Parmi les signataires figurent Aïcha Elbasri, ancienne porte-parole de la Mission de l’Union africaine et de l’ONU au Darfour, Abderrazak Boughandour, président de la ligue marocaine de défense des droits de l’Homme, mais également Khadija Ryadi, lauréate du prix des droits de l’Homme de l’ONU.

« La visite d’un sanguinaire ne fait pas honneur à notre pays, et ne va pas de soi avec les valeurs principales que le peuple marocain ambitionne d’appliquer, comme que le respect des droits de l’Homme et de sa dignité et le travail au service de la justice et de la démocratie« , écrivent les activistes dans un communiqué adressé au Chef du gouvernement Saad Eddine El Othmani.
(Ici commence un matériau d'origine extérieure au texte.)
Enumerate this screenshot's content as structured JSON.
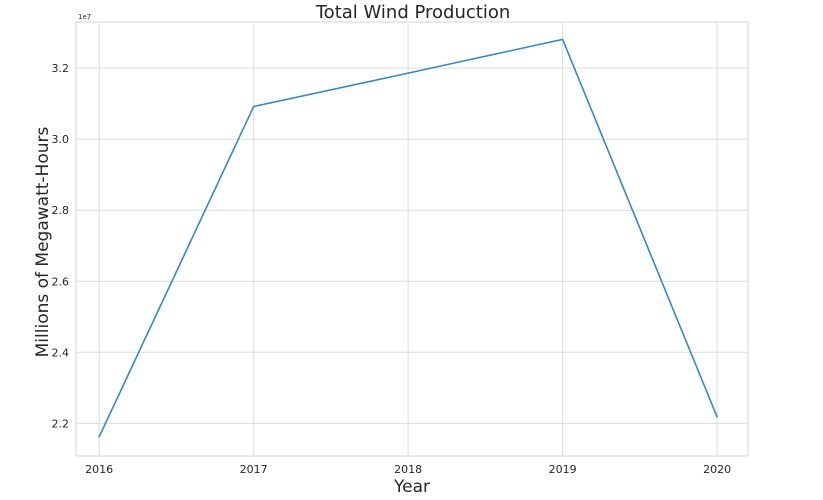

Depuis plusieurs décennies, le Maroc est l’un des plus fidèles alliés du régime soudanais. Si les relations économiques sont peu développées, le soutien politique est indéfectible. Khartoum a toujours été clair concernant la souveraineté marocaine sur le Sahara ; réciproquement, Rabat a toujours défendu « l’intégrité territoriale » du Soudan – ce qui n’a pas empêché le Sud de proclamer son indépendance en 2011. Ni à Mohammed VI de se rendre au Soudan du Sud en février 2016, immédiatement après le retour du Maroc à l’UA que le jeune État a soutenu.

Le Soudan a également appuyé le retour du Maroc à l’UA. À l’inverse, le Maroc a soutenu l’adhésion du Soudan à l’Organisation mondiale du Commerce (OMC). Autre sujet de convergence: les liens diplomatiques avec le Qatar. Maroc et Soudan sont les deux seuls membres de la coalition arabe, intervenant au Yémen à l’appel de l’Arabie saoudite, à ne pas avoir rompu les liens avec l’émirat au cours de la crise diplomatique que le Golfe traverse actuellement.

Les voyages du président soudanais (73 ans) font l’objet de récurrentes polémiques, depuis que la Cour pénale internationale (CPI) – dont le Maroc n’a pas ratifié le traité fondateur – a émis deux mandats d’arrêt à son encontre, en 2009 et 2010.

Dix chefs d’inculpation pèsent sur le dirigeant soudanais, parmi lesquels ceux de génocide, de crimes de guerre et de crimes contre l’humanité. « Des mensonges« , a réagi Omar El Béchir. « Des campagnes trompeuses« , a renchéri l’ancien ministre des Affaires étrangères, Salaheddine Mezouar.